Из огромного мешка, который Железная Рука помог мне донести, я извлекла оба барельефа. Я вдруг испугалась, какие они тяжелые, какие большие и насколько ощутимо в них Иокастино присутствие. Я не сразу определила им место и не нашла ничего лучше, как прислонить их к макету крепостной стены и фиванских ворот. Тотчас я пожалела об этом, но было поздно: оба барельефа уже нашли свое место в стене. Встав по обе стороны укрепленных ворот, они стали гигантскими, исполненными противоположного смысла, образами города. Они дышали любовью к Иокасте, но вместе с тем явились доказательством неустранимого антагонизма между моими братьями. Маска безразличия слетела с Этеоклова лица, и, пока мы вместе рассматривали барельефы, все чувства проявились у него на лице. Вышли ли эти барельефы из-под моей руки или, придя из отстраненной глубины человеческого существования, стали новым воплощением образа нашей матери?
— Никогда бы я не осмелилась исполнить эти барельефы, если бы ты не попросил меня, Этеокл, и если бы Исмена не поддержала меня.
— Ты больше нас любила мать, Антигона.
— Когда я работала над барельефами, я поняла, что Полиник не сможет прервать нить, которая все еще связывает его с нашей матерью. Если будет война, он и тебя увлечет за собой, тебя, всех нас — в Иокастину гибель.
Этеокл не отвечал, молчание объединяло нас какими-то счастливыми узами и тяжелейшим грузом ложилось на наши плечи.
— Чего ты ждешь от меня, Антигона? — спросил он в конце концов.
— Сделай первый шаг к Полинику.
— Я и делаю его, я заказал тебе барельефы. Я отправлю тебя с ними к нему.
— Я пойду, но что я смогу передать от тебя Полинику?
— Хватит и барельефов. Если Полиник захочет их увидеть, он поймет, какую он всегда отбрасывал тень на мою жизнь и что я тоже имею право на частицу света.
— Эта частица — Фивы.
— Только Фивы.
— Тебе нужен этот город, чтобы вынести существование Полиника.
— Не просто его существование, Антигона, а свободу его существования. Именно эту Полиникову свободу я так любил.
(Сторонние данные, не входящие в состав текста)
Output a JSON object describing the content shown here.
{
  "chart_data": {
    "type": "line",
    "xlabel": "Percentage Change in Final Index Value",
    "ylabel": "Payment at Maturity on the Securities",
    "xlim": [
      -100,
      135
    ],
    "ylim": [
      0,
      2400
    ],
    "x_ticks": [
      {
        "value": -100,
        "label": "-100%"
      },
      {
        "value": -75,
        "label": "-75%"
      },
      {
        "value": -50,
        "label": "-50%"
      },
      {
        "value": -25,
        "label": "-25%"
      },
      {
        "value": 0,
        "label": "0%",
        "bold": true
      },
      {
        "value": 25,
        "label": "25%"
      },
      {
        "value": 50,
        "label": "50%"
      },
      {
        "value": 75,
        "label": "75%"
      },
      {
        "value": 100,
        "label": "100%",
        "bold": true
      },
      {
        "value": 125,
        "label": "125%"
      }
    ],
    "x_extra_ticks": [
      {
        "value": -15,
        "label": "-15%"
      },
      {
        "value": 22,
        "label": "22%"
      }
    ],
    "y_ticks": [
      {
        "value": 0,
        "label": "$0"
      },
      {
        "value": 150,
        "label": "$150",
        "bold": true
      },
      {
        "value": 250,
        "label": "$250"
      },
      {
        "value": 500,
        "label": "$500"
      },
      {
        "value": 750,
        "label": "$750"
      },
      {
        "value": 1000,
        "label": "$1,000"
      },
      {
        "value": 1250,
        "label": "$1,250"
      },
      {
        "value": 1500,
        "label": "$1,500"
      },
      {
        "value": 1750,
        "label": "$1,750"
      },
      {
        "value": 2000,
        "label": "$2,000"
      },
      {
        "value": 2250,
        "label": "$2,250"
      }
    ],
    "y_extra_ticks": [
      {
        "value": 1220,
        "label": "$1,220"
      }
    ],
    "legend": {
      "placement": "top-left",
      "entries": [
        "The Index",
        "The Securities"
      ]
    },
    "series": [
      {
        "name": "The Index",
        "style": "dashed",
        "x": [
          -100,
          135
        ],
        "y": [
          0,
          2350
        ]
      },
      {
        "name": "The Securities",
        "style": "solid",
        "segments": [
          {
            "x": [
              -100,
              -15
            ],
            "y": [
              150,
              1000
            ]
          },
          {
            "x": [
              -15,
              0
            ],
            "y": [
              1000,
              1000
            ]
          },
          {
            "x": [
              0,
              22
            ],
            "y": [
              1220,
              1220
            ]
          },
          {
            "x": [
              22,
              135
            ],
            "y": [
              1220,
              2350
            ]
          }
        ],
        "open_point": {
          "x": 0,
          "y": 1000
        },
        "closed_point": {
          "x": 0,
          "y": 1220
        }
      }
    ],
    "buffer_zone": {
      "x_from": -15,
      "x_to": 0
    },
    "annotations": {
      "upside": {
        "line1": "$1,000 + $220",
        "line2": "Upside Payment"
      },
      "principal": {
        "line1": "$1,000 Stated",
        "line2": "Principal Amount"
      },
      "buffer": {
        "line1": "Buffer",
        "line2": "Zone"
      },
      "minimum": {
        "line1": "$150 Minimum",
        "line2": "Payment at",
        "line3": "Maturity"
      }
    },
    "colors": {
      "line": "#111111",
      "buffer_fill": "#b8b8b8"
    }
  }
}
Она была мне тягостна, непереносима, но я все еще люблю ее. Как Иокасте, Полинику достаточно существовать, чтобы быть свободным и царствовать. Но теперь это уже не так, из-за меня, которому всегда надо было прилагать столько усилий, чтобы занять свое место и показать, что я имею право на самостоятельное, независимое существование. Как Эдип, я должен без устали трудиться над загадкой, которая толкает меня к разгадке. Полинику всегда все было ясно, но я сумел загадать ему загадку, достойную его, и эта загадка — я сам. Ему не понять, как я, столь чувствительный к его чарам, к его гениальности, иногда даже — к доброте, мог неустанно бороться с ним, создавать ему неудобства, даже смущать его уверенность бытия, подвергать сомнению его божественное право, избранничество. Ему никогда не понять этого. Он знает, что я всегда буду мешать ему стать новым воплощением Иокасты и хозяином памяти о ней. Такова отведенная мне роль, таково чрезмерное требование моей ненависти и моей несчастной любви к нашему несравненному брату. Человек этот, созданный для счастья, не был предназначен для страданий. Теперь же, по моей вине, он страдает так же, как и я, и это справедливо.